The garden was commissioned by Alfonso Marescotti and his wife Giulia Baglioni in the second half of the sixteenth century. The couple probably had the garden sloping down towards the valley on the south side (from a design by Vignola), and works went on during the life of Ottavia Orsini, daughter of Giulia Farnese and Vicino Orsini (who conceived the "Sacred Wood" of Bomarzo). In 1574 Ottavia married Marcantonio Marescotti, count of Vignanello.
Ottavia probably made the family residence into genuine renaissance villa through the creation of a splendid garden, forming a border between the palace and the countryside. It was build on the ridge of the promontory east of the villa, requiring the opening of a new door on the eastern side of that palace, the construction of a two-arched bridge (1611), and, above all, substantial work to level the terrain; high enclosure walls were built around the entire complex. All works would have been senseless had Ottavia not contrive to obtain, with the assistance of Cardinal Farnese, an ample supply of water from the neighboring village of Corchiano; the water was intended not only for the fish ponds and fountains, but also for the mains of the town. In 1656 an inventory of the possessions of the estate of Vignanello described the gardens as being made up of the components that it still has today: the greenery garden, the little Secret Garden, the slightly lower down, the Barchetto, and the Barco, set on the south side of the palace, used for hunting. Northeast, beyond the garden extends the estate of The Marescotta, crossed by a broad avenue lined with boxwood hedges, and used as a wood and a fruit orchard. the Greenery garden certainly constitutes the most interesting and best preserved part of the entire complex. It extends over a level rectangular space set along the eastern side of the palace.
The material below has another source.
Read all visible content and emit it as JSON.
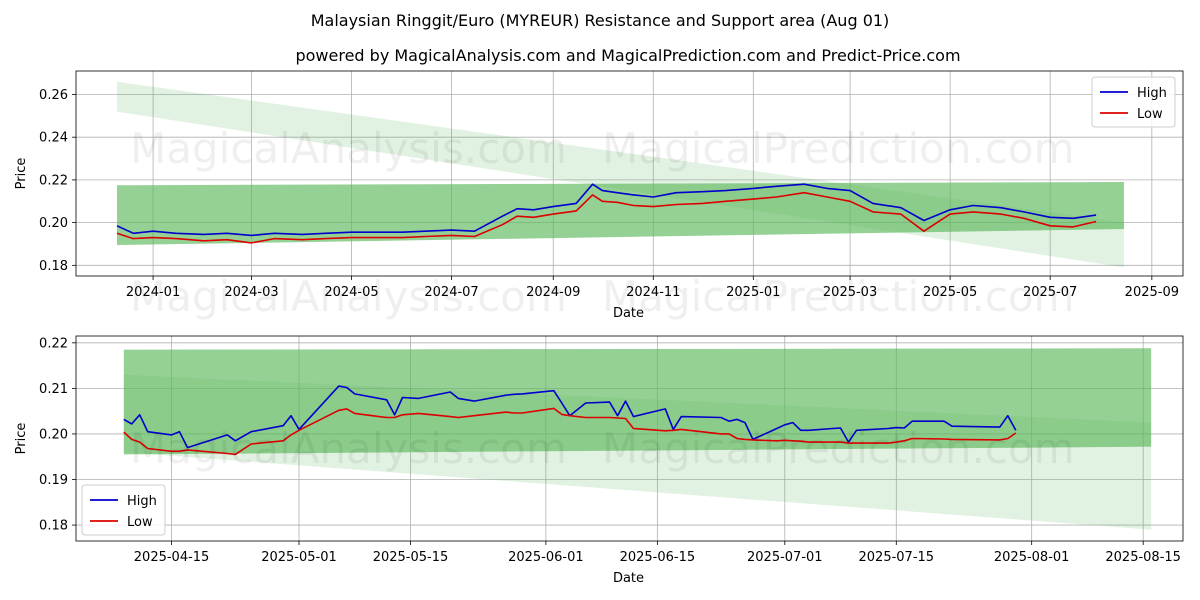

It is divided up into twelve compartments, whose perimeter are made up of mixed hedges of laurel, cherry-bay, laurustine, "Tarentina" myrtle, and boxwood hedges; the central compartments contain the initial of Ottavia Orsini and her sons Sforza Vicino and galeazzo. At the corners of each compartment are the old terracotta vases holding the lemon trees.This is one of the best preserved renaissance gardens in Italy, because it still belongs to the direct descendants of Marescotti Ruspoli, who have used the same techniques of cultivation and maintenance over the generations.